ABU DHABI, United Arab Emirates (AP) _ An appeals court Sunday ordered stiffer fines against eight former executives of the failed Bank of Credit and Commerce International but waived financial penalties against two others.

The Abu Dhabi courts in 1994 convicted 13 former BCCI executives on charges of fraud, misappropriation and criminal breach of trust. They also were ordered to pay $9.13 billion in civil damage to the bank's majority shareholders and the Abu Dhabi government.

But the Abu Dhabi Appeals Court said Sunday that Fakhir Hussein and Nassim Hassan Sheikh, who have served out their three-year sentences, won't have to pay civil fines.

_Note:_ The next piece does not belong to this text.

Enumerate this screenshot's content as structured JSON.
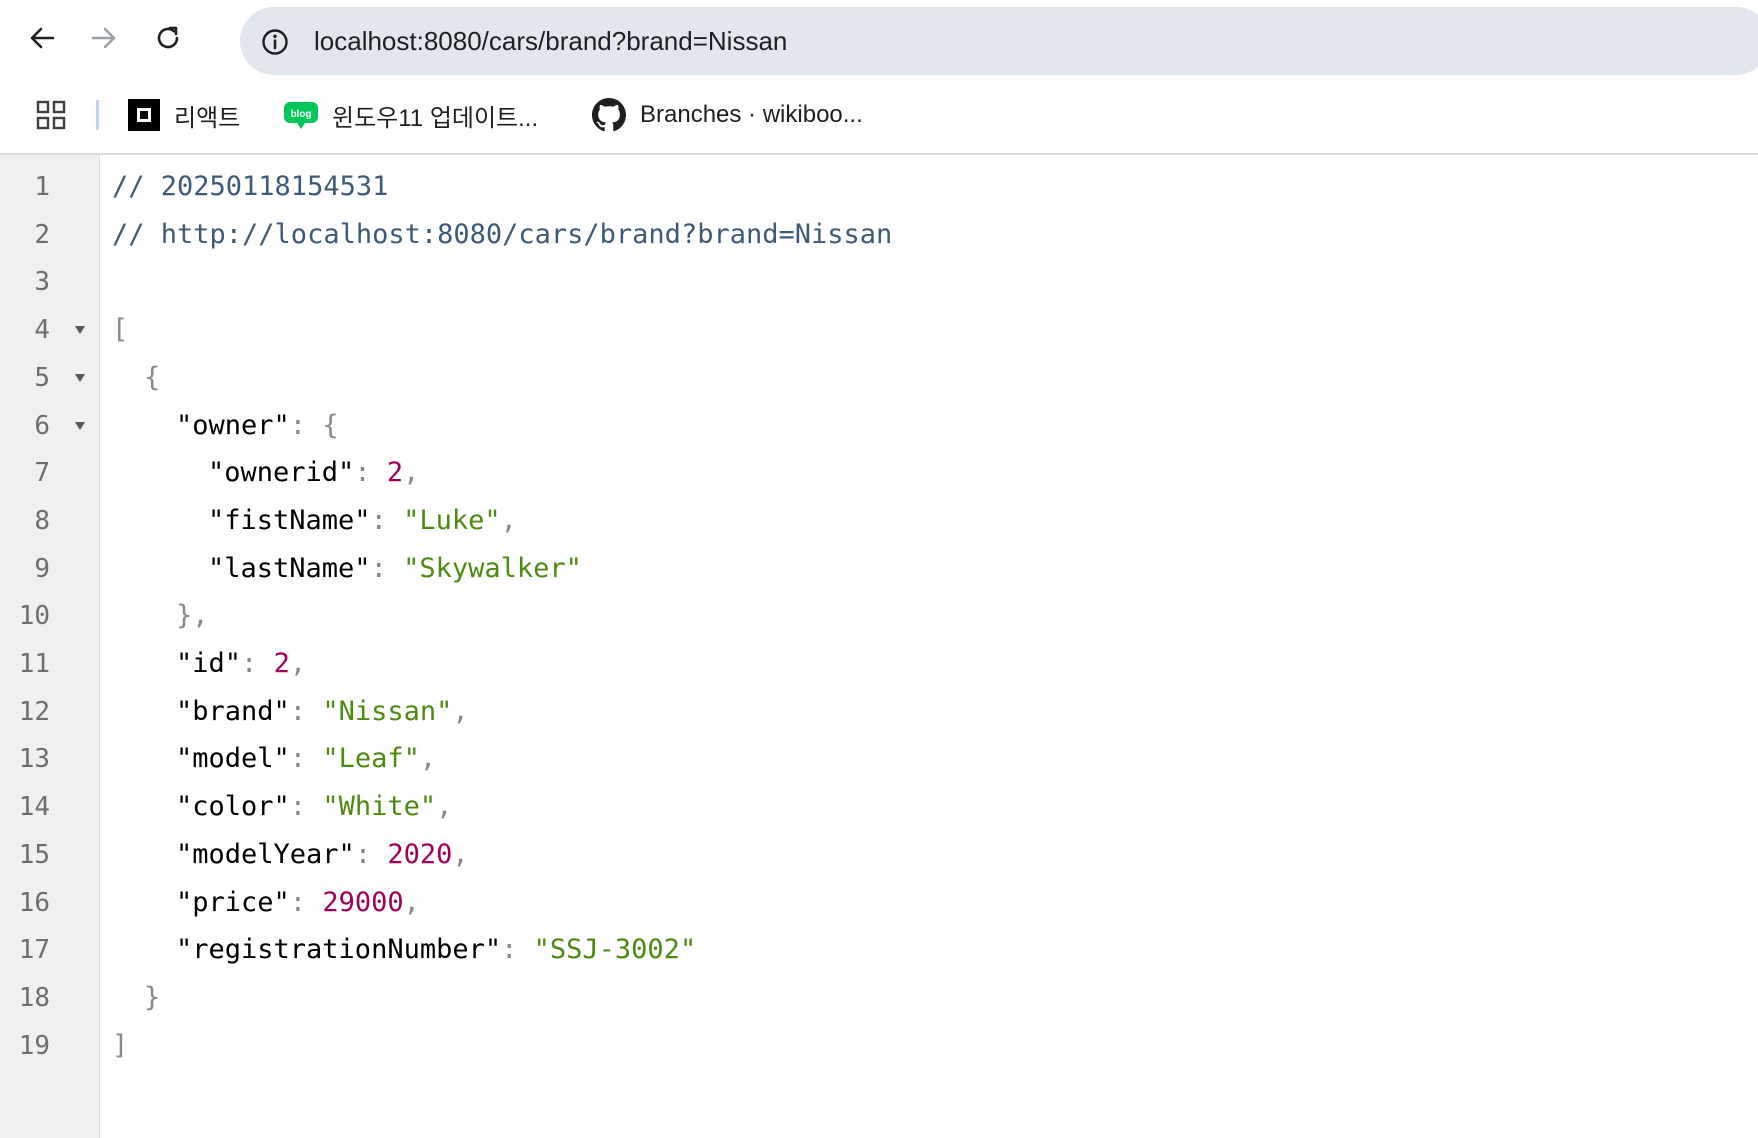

The court also said eight others would still have to pay the combined $9.13 billion ordered by the lower court in 1994, plus an additional $8.3 million in civil damages.

Appeals Court judge Izat Abdul-Gawad said a civil court will have to decide how the defendants will repay the damages. Legal sources said those ordered to pay the fines could face additional prison sentences if they fail to come up with the money.

The defendants have 30 days to appeal to a higher court.

Once one of the world's largest private banks, BCCI was seized by regulators worldwide on July 5, 1991, after audits revealed enormous losses, fraudulent loans and illegal insider dealings.

Of the 10 BCCI executives who were imprisoned in Abu Dhabi, eight have been released after serving three-year sentences, but they have not been allowed to leave the UAE. Two are still serving jail terms.

The three other BCCI executives convicted in Abu Dhabi are not in the country.